Bertrand Creek Watershed Group Environmental Farm Plan
Project Description
The Bertrand Creek Watershed is the largest of the major tributaries entering the Lower Nooksack River and is a critical habitat for fish and wildlife. Falling primarily in the BC Agriculture Land Reserve the recent water sampling done by the BC Ministry of Environment and Climate Change Strategy has identified high levels of fecal coliforms and E. coli where its watercourses discharge into the United States.
The Food and Agriculture Institute in collaboration with the Agriculture Research and Development Corporation (ARDCorp), who runs the Group Environmental Farm Plan (EFP) program that assists farmers in reducing the environmental risks and threats associated with their operations, delivered a report to address water quality issues in the Bertrand Creek Watershed. The report included an examination of watershed management strategies, a summary of engagement activities with farmers carried out within the Bertrand Creek Watershed in February 2021, and delivered a set of recommendations for the next steps to serve as a basis for a Group EFP program.

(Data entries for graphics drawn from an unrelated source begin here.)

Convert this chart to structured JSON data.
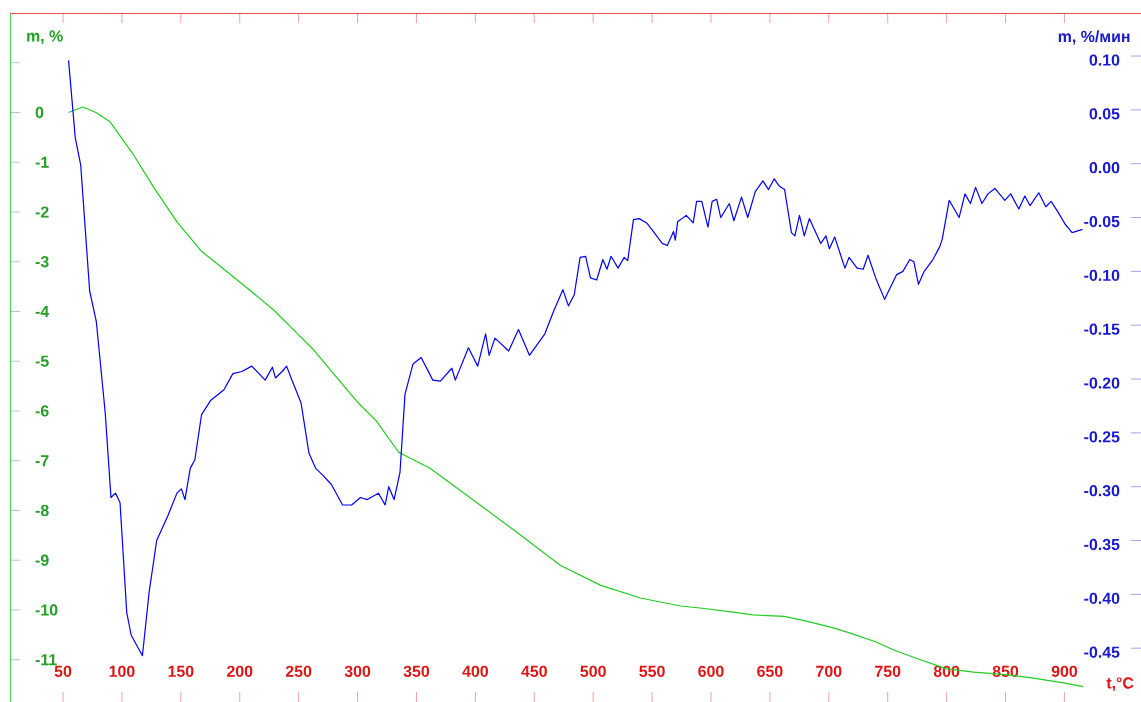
{
  "chart_data": {
    "type": "line",
    "xlabel": "t,°C",
    "ylabel": "m, %",
    "y2label": "m, %/мин",
    "xlim": [
      5,
      965
    ],
    "ylim": [
      -11.85,
      2
    ],
    "y2lim": [
      -0.5,
      0.14
    ],
    "xticks": [
      50,
      100,
      150,
      200,
      250,
      300,
      350,
      400,
      450,
      500,
      550,
      600,
      650,
      700,
      750,
      800,
      850,
      900
    ],
    "yticks": [
      -11,
      -10,
      -9,
      -8,
      -7,
      -6,
      -5,
      -4,
      -3,
      -2,
      -1,
      0,
      {
        "value": 1,
        "label": null
      }
    ],
    "y2ticks": [
      {
        "value": -0.45,
        "label": "-0.45"
      },
      {
        "value": -0.4,
        "label": "-0.40"
      },
      {
        "value": -0.35,
        "label": "-0.35"
      },
      {
        "value": -0.3,
        "label": "-0.30"
      },
      {
        "value": -0.25,
        "label": "-0.25"
      },
      {
        "value": -0.2,
        "label": "-0.20"
      },
      {
        "value": -0.15,
        "label": "-0.15"
      },
      {
        "value": -0.1,
        "label": "-0.10"
      },
      {
        "value": -0.05,
        "label": "-0.05"
      },
      {
        "value": 0.0,
        "label": "0.00"
      },
      {
        "value": 0.05,
        "label": "0.05"
      },
      {
        "value": 0.1,
        "label": "0.10"
      }
    ],
    "series": [
      {
        "color": "#22cc22",
        "x": [
          54.7,
          66.8,
          78,
          89.6,
          108.7,
          127.7,
          146.7,
          167.6,
          186.6,
          209.4,
          228.4,
          247.5,
          262.7,
          281.7,
          300.7,
          315.9,
          334.9,
          361.5,
          404,
          438,
          472,
          506,
          540,
          574,
          590.7,
          620.5,
          635.4,
          662.2,
          680.1,
          703.9,
          718.9,
          739.6,
          754.6,
          775.4,
          799.3,
          823.1,
          850,
          873.7,
          900.5,
          915.9
        ],
        "values": [
          0.0,
          0.11,
          0.0,
          -0.18,
          -0.81,
          -1.53,
          -2.2,
          -2.79,
          -3.15,
          -3.59,
          -3.96,
          -4.41,
          -4.77,
          -5.31,
          -5.84,
          -6.2,
          -6.83,
          -7.15,
          -7.89,
          -8.49,
          -9.1,
          -9.5,
          -9.76,
          -9.92,
          -9.96,
          -10.05,
          -10.1,
          -10.13,
          -10.22,
          -10.36,
          -10.47,
          -10.64,
          -10.8,
          -10.98,
          -11.18,
          -11.25,
          -11.3,
          -11.37,
          -11.47,
          -11.54
        ]
      },
      {
        "color": "#0000ff",
        "axis": "y2",
        "x": [
          54.7,
          60.4,
          65,
          72.6,
          78.3,
          85.8,
          90.7,
          94.6,
          98.4,
          104.1,
          107.9,
          117.4,
          123.1,
          129.5,
          139,
          146.7,
          150.5,
          153.5,
          158,
          161.9,
          167.6,
          175.2,
          186.6,
          194.2,
          201.8,
          210.2,
          221.6,
          227.7,
          230.3,
          236,
          239.8,
          243.6,
          252,
          258.8,
          264.5,
          270.2,
          277.8,
          287.3,
          294.9,
          302.5,
          308.2,
          317.7,
          323.4,
          326.5,
          331,
          336,
          340.3,
          347.1,
          354,
          363.9,
          370.3,
          380,
          383,
          394.1,
          402,
          408.7,
          411.7,
          416.6,
          428.3,
          436.6,
          445.9,
          459,
          466.4,
          474.3,
          479,
          483.9,
          488.9,
          493.6,
          497.7,
          503,
          508.2,
          511.7,
          515.2,
          521.1,
          526.3,
          529.3,
          534.2,
          539,
          545.4,
          551.2,
          558.6,
          562.9,
          568.2,
          569.7,
          571.7,
          579,
          584.9,
          587.8,
          592.2,
          597.4,
          601,
          604.8,
          608.3,
          615.6,
          619.4,
          625.9,
          631.2,
          637.6,
          644.1,
          648.8,
          653.7,
          658.1,
          662.5,
          668.3,
          671.2,
          675.1,
          679.2,
          683.5,
          693.2,
          697.6,
          700.5,
          705,
          713.7,
          717.2,
          724,
          729.2,
          733.3,
          740.1,
          747.4,
          757.6,
          762.9,
          768.8,
          772.2,
          776.1,
          781,
          788.4,
          794.2,
          796.3,
          802.2,
          810.6,
          815.6,
          820.2,
          824.6,
          830,
          835.1,
          841,
          849.4,
          854.4,
          861.3,
          866.4,
          870.9,
          878.2,
          884.2,
          888.7,
          894.6,
          900.5,
          906.5,
          915.4
        ],
        "values": [
          0.096,
          0.024,
          -0.001,
          -0.118,
          -0.147,
          -0.231,
          -0.31,
          -0.306,
          -0.315,
          -0.417,
          -0.438,
          -0.457,
          -0.398,
          -0.35,
          -0.327,
          -0.306,
          -0.302,
          -0.312,
          -0.283,
          -0.275,
          -0.233,
          -0.22,
          -0.21,
          -0.195,
          -0.193,
          -0.188,
          -0.201,
          -0.189,
          -0.199,
          -0.193,
          -0.188,
          -0.199,
          -0.222,
          -0.269,
          -0.283,
          -0.289,
          -0.298,
          -0.317,
          -0.317,
          -0.31,
          -0.312,
          -0.306,
          -0.317,
          -0.3,
          -0.312,
          -0.287,
          -0.214,
          -0.186,
          -0.18,
          -0.201,
          -0.202,
          -0.19,
          -0.201,
          -0.171,
          -0.188,
          -0.158,
          -0.178,
          -0.162,
          -0.174,
          -0.154,
          -0.178,
          -0.158,
          -0.137,
          -0.117,
          -0.132,
          -0.122,
          -0.087,
          -0.086,
          -0.106,
          -0.108,
          -0.089,
          -0.098,
          -0.086,
          -0.097,
          -0.087,
          -0.09,
          -0.052,
          -0.051,
          -0.055,
          -0.063,
          -0.074,
          -0.076,
          -0.063,
          -0.071,
          -0.054,
          -0.048,
          -0.055,
          -0.035,
          -0.035,
          -0.059,
          -0.035,
          -0.033,
          -0.05,
          -0.037,
          -0.053,
          -0.031,
          -0.05,
          -0.026,
          -0.016,
          -0.024,
          -0.014,
          -0.021,
          -0.024,
          -0.064,
          -0.067,
          -0.048,
          -0.067,
          -0.051,
          -0.074,
          -0.067,
          -0.079,
          -0.068,
          -0.097,
          -0.087,
          -0.097,
          -0.098,
          -0.085,
          -0.107,
          -0.126,
          -0.103,
          -0.1,
          -0.089,
          -0.091,
          -0.112,
          -0.1,
          -0.089,
          -0.077,
          -0.07,
          -0.034,
          -0.05,
          -0.028,
          -0.037,
          -0.022,
          -0.037,
          -0.028,
          -0.023,
          -0.034,
          -0.028,
          -0.042,
          -0.03,
          -0.039,
          -0.027,
          -0.04,
          -0.035,
          -0.045,
          -0.056,
          -0.064,
          -0.061
        ]
      }
    ]
  }
}
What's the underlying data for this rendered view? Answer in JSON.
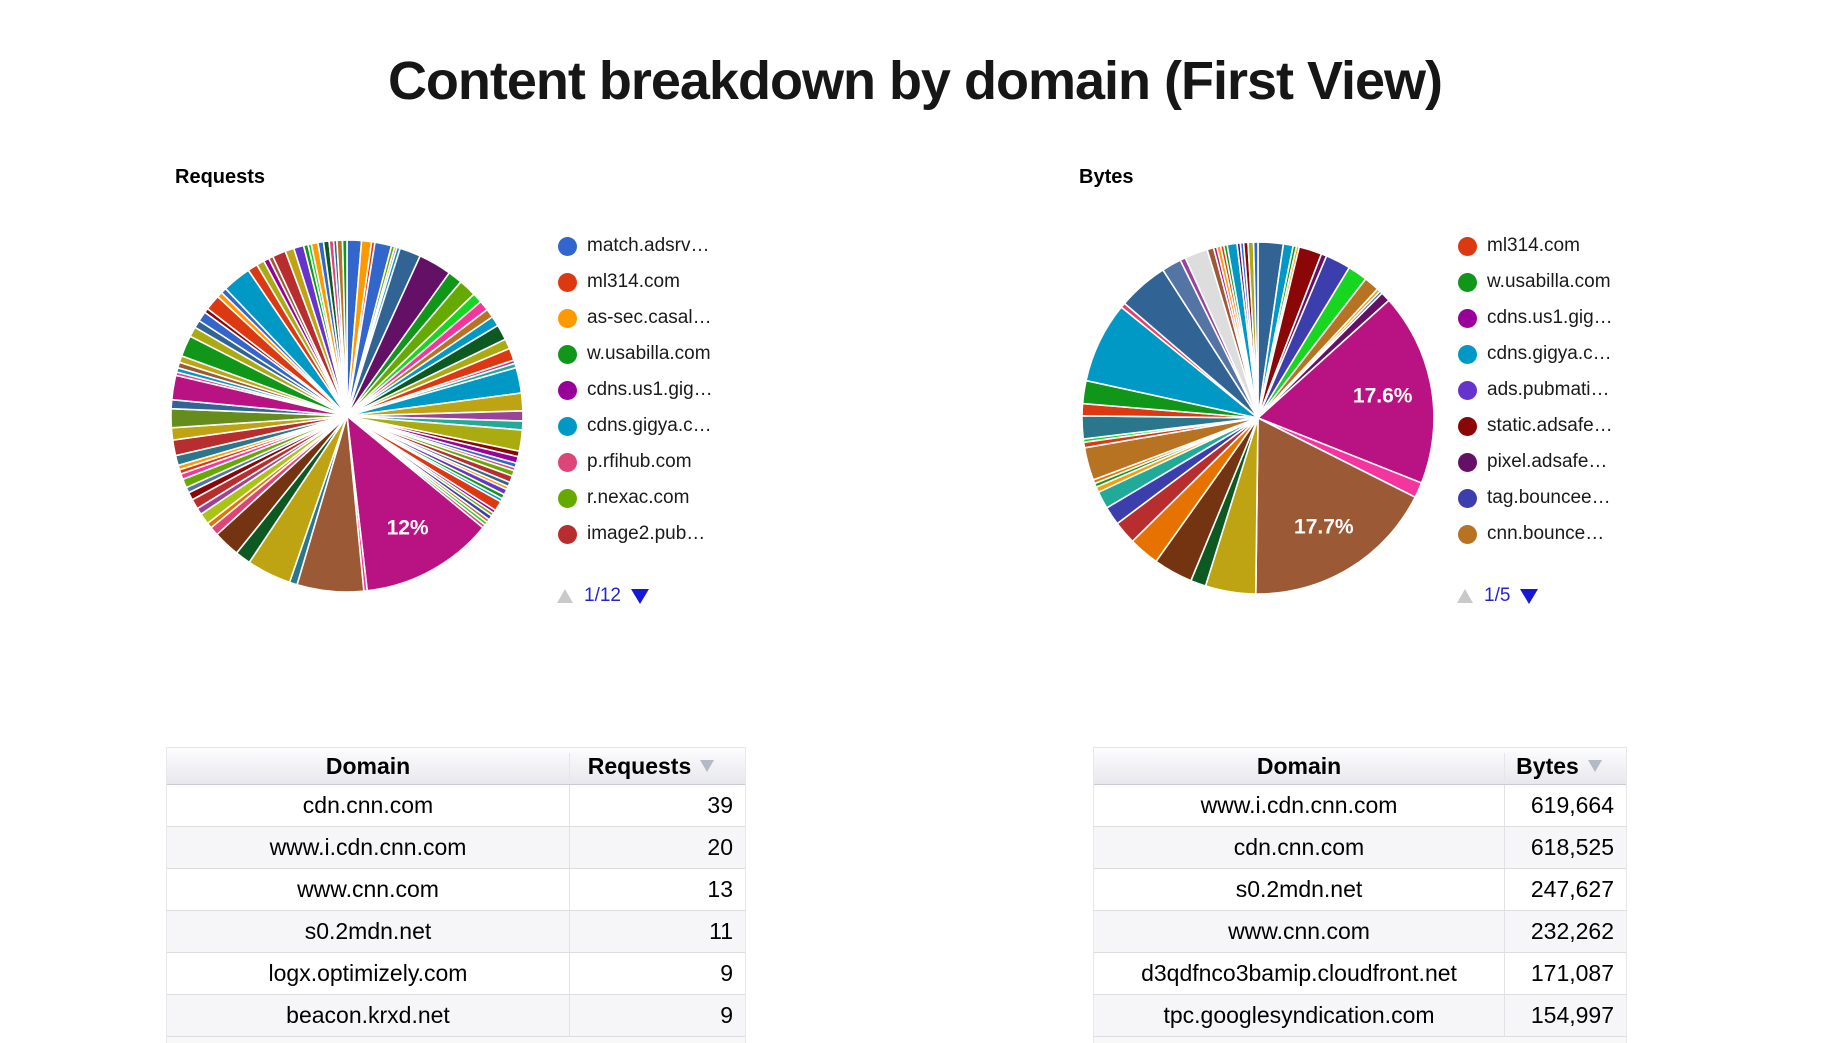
{
  "page_title": "Content breakdown by domain (First View)",
  "pagination_colors": {
    "inactive_arrow": "#c9c9c9",
    "active_arrow": "#1717d6",
    "text": "#2525cc"
  },
  "sort_icon_color": "#b3b9c5",
  "chart_data": [
    {
      "type": "pie",
      "title": "Requests",
      "legend_position": "right",
      "legend_page": "1/12",
      "legend": [
        {
          "label": "match.adsrv…",
          "color": "#3366cc"
        },
        {
          "label": "ml314.com",
          "color": "#dc3912"
        },
        {
          "label": "as-sec.casal…",
          "color": "#ff9900"
        },
        {
          "label": "w.usabilla.com",
          "color": "#109618"
        },
        {
          "label": "cdns.us1.gig…",
          "color": "#990099"
        },
        {
          "label": "cdns.gigya.c…",
          "color": "#0099c6"
        },
        {
          "label": "p.rfihub.com",
          "color": "#dd4477"
        },
        {
          "label": "r.nexac.com",
          "color": "#66aa00"
        },
        {
          "label": "image2.pub…",
          "color": "#b82e2e"
        }
      ],
      "labeled_slices": [
        {
          "label": "12%",
          "value": 12
        }
      ],
      "slices": [
        [
          1.3,
          "#3366cc"
        ],
        [
          0.9,
          "#ff9900"
        ],
        [
          0.3,
          "#dc3912"
        ],
        [
          1.5,
          "#3366cc"
        ],
        [
          0.3,
          "#66aa00"
        ],
        [
          0.2,
          "#dd4477"
        ],
        [
          0.3,
          "#0099c6"
        ],
        [
          1.9,
          "#316395"
        ],
        [
          3.0,
          "#651067"
        ],
        [
          1.3,
          "#109618"
        ],
        [
          1.6,
          "#66aa00"
        ],
        [
          0.9,
          "#16d620"
        ],
        [
          0.9,
          "#f4359e"
        ],
        [
          0.8,
          "#b77322"
        ],
        [
          0.9,
          "#0099c6"
        ],
        [
          1.4,
          "#0c5922"
        ],
        [
          0.9,
          "#aaaa11"
        ],
        [
          1.1,
          "#dc3912"
        ],
        [
          0.3,
          "#994499"
        ],
        [
          0.4,
          "#22aa99"
        ],
        [
          2.3,
          "#0099c6"
        ],
        [
          1.6,
          "#bea413"
        ],
        [
          0.9,
          "#994499"
        ],
        [
          0.8,
          "#22aa99"
        ],
        [
          1.9,
          "#aaaa11"
        ],
        [
          0.5,
          "#8b0707"
        ],
        [
          0.6,
          "#990099"
        ],
        [
          0.4,
          "#3366cc"
        ],
        [
          0.3,
          "#dd4477"
        ],
        [
          0.5,
          "#66aa00"
        ],
        [
          0.6,
          "#b82e2e"
        ],
        [
          0.4,
          "#316395"
        ],
        [
          0.3,
          "#ff9900"
        ],
        [
          0.5,
          "#6633cc"
        ],
        [
          0.4,
          "#109618"
        ],
        [
          0.3,
          "#0099c6"
        ],
        [
          0.9,
          "#dc3912"
        ],
        [
          0.3,
          "#990099"
        ],
        [
          0.3,
          "#66aa00"
        ],
        [
          0.4,
          "#3b3eac"
        ],
        [
          0.3,
          "#b77322"
        ],
        [
          0.3,
          "#16d620"
        ],
        [
          0.3,
          "#dd4477"
        ],
        [
          12,
          "#b91383",
          "12%"
        ],
        [
          0.3,
          "#f4359e"
        ],
        [
          6.0,
          "#9c5935"
        ],
        [
          0.7,
          "#2a778d"
        ],
        [
          4.0,
          "#bea413"
        ],
        [
          1.4,
          "#0c5922"
        ],
        [
          2.4,
          "#743411"
        ],
        [
          0.8,
          "#dd4477"
        ],
        [
          0.5,
          "#e67300"
        ],
        [
          1.0,
          "#a9c413"
        ],
        [
          0.6,
          "#994499"
        ],
        [
          0.9,
          "#b82e2e"
        ],
        [
          0.7,
          "#8b0707"
        ],
        [
          0.5,
          "#5574a6"
        ],
        [
          0.8,
          "#66aa00"
        ],
        [
          0.5,
          "#f4359e"
        ],
        [
          0.4,
          "#dc3912"
        ],
        [
          0.4,
          "#ff9900"
        ],
        [
          0.9,
          "#2a778d"
        ],
        [
          1.4,
          "#b82e2e"
        ],
        [
          1.1,
          "#bea413"
        ],
        [
          1.7,
          "#668d1c"
        ],
        [
          0.8,
          "#316395"
        ],
        [
          2.2,
          "#b91383"
        ],
        [
          0.3,
          "#f4359e"
        ],
        [
          0.4,
          "#0099c6"
        ],
        [
          0.5,
          "#9c5935"
        ],
        [
          0.6,
          "#bea413"
        ],
        [
          1.9,
          "#109618"
        ],
        [
          0.9,
          "#aaaa11"
        ],
        [
          0.7,
          "#316395"
        ],
        [
          0.9,
          "#3366cc"
        ],
        [
          0.4,
          "#8b0707"
        ],
        [
          1.4,
          "#dc3912"
        ],
        [
          0.5,
          "#ff9900"
        ],
        [
          0.5,
          "#3366cc"
        ],
        [
          2.6,
          "#0099c6"
        ],
        [
          0.9,
          "#dc3912"
        ],
        [
          0.7,
          "#aaaa11"
        ],
        [
          0.5,
          "#990099"
        ],
        [
          0.4,
          "#9c5935"
        ],
        [
          1.2,
          "#b82e2e"
        ],
        [
          0.8,
          "#bea413"
        ],
        [
          0.9,
          "#6633cc"
        ],
        [
          0.4,
          "#109618"
        ],
        [
          0.3,
          "#16d620"
        ],
        [
          0.6,
          "#ff9900"
        ],
        [
          0.5,
          "#3366cc"
        ],
        [
          0.5,
          "#0c5922"
        ],
        [
          0.4,
          "#dd4477"
        ],
        [
          0.3,
          "#316395"
        ],
        [
          0.5,
          "#b77322"
        ],
        [
          0.4,
          "#109618"
        ]
      ]
    },
    {
      "type": "pie",
      "title": "Bytes",
      "legend_position": "right",
      "legend_page": "1/5",
      "legend": [
        {
          "label": "ml314.com",
          "color": "#dc3912"
        },
        {
          "label": "w.usabilla.com",
          "color": "#109618"
        },
        {
          "label": "cdns.us1.gig…",
          "color": "#990099"
        },
        {
          "label": "cdns.gigya.c…",
          "color": "#0099c6"
        },
        {
          "label": "ads.pubmati…",
          "color": "#6633cc"
        },
        {
          "label": "static.adsafe…",
          "color": "#8b0707"
        },
        {
          "label": "pixel.adsafe…",
          "color": "#651067"
        },
        {
          "label": "tag.bouncee…",
          "color": "#3b3eac"
        },
        {
          "label": "cnn.bounce…",
          "color": "#b77322"
        }
      ],
      "labeled_slices": [
        {
          "label": "17.6%",
          "value": 17.6
        },
        {
          "label": "17.7%",
          "value": 17.7
        }
      ],
      "slices": [
        [
          2.3,
          "#316395"
        ],
        [
          0.9,
          "#0099c6"
        ],
        [
          0.3,
          "#109618"
        ],
        [
          0.25,
          "#ff9900"
        ],
        [
          2.1,
          "#8b0707"
        ],
        [
          0.5,
          "#651067"
        ],
        [
          2.3,
          "#3b3eac"
        ],
        [
          1.8,
          "#16d620"
        ],
        [
          1.4,
          "#b77322"
        ],
        [
          0.3,
          "#ff9900"
        ],
        [
          0.25,
          "#3366cc"
        ],
        [
          0.9,
          "#651067"
        ],
        [
          17.6,
          "#b91383",
          "17.6%"
        ],
        [
          1.4,
          "#f4359e"
        ],
        [
          17.7,
          "#9c5935",
          "17.7%"
        ],
        [
          4.6,
          "#bea413"
        ],
        [
          1.4,
          "#0c5922"
        ],
        [
          3.6,
          "#743411"
        ],
        [
          2.8,
          "#e67300"
        ],
        [
          2.1,
          "#b82e2e"
        ],
        [
          1.7,
          "#3b3eac"
        ],
        [
          1.6,
          "#22aa99"
        ],
        [
          0.5,
          "#ff9900"
        ],
        [
          0.35,
          "#109618"
        ],
        [
          0.35,
          "#e67300"
        ],
        [
          3.0,
          "#b77322"
        ],
        [
          0.5,
          "#dc3912"
        ],
        [
          0.3,
          "#16d620"
        ],
        [
          2.1,
          "#2a778d"
        ],
        [
          1.1,
          "#dc3912"
        ],
        [
          2.1,
          "#109618"
        ],
        [
          7.4,
          "#0099c6"
        ],
        [
          0.45,
          "#dd4477"
        ],
        [
          4.6,
          "#316395"
        ],
        [
          1.8,
          "#5574a6"
        ],
        [
          0.5,
          "#994499"
        ],
        [
          2.1,
          "#dddddd"
        ],
        [
          0.6,
          "#9c5935"
        ],
        [
          0.3,
          "#b91383"
        ],
        [
          0.35,
          "#ff9900"
        ],
        [
          0.3,
          "#dc3912"
        ],
        [
          0.3,
          "#109618"
        ],
        [
          0.9,
          "#0099c6"
        ],
        [
          0.3,
          "#651067"
        ],
        [
          0.3,
          "#3366cc"
        ],
        [
          0.4,
          "#8b0707"
        ],
        [
          0.5,
          "#aaaa11"
        ],
        [
          0.4,
          "#3366cc"
        ]
      ]
    },
    {
      "type": "table",
      "title": "Requests by domain",
      "columns": [
        "Domain",
        "Requests"
      ],
      "sorted_by": "Requests",
      "rows": [
        [
          "cdn.cnn.com",
          "39"
        ],
        [
          "www.i.cdn.cnn.com",
          "20"
        ],
        [
          "www.cnn.com",
          "13"
        ],
        [
          "s0.2mdn.net",
          "11"
        ],
        [
          "logx.optimizely.com",
          "9"
        ],
        [
          "beacon.krxd.net",
          "9"
        ]
      ]
    },
    {
      "type": "table",
      "title": "Bytes by domain",
      "columns": [
        "Domain",
        "Bytes"
      ],
      "sorted_by": "Bytes",
      "rows": [
        [
          "www.i.cdn.cnn.com",
          "619,664"
        ],
        [
          "cdn.cnn.com",
          "618,525"
        ],
        [
          "s0.2mdn.net",
          "247,627"
        ],
        [
          "www.cnn.com",
          "232,262"
        ],
        [
          "d3qdfnco3bamip.cloudfront.net",
          "171,087"
        ],
        [
          "tpc.googlesyndication.com",
          "154,997"
        ]
      ]
    }
  ]
}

The Bertrand Creek Watershed is within an area known as “Sehkomehkl” to the First Nations communities who inhabited the place for thousands of years, now commonly known as Bertrand Creek. Bertrand Creek spans and drains an area of over 4,000 hectares that provides habitat for a variety of mammals, birds, insects, amphibians, fish (including Coho salmon), and other species, and it serves as critical the only place in the world that provides habitat for the Salish sucker and Nooksack dace, two endangered fish species.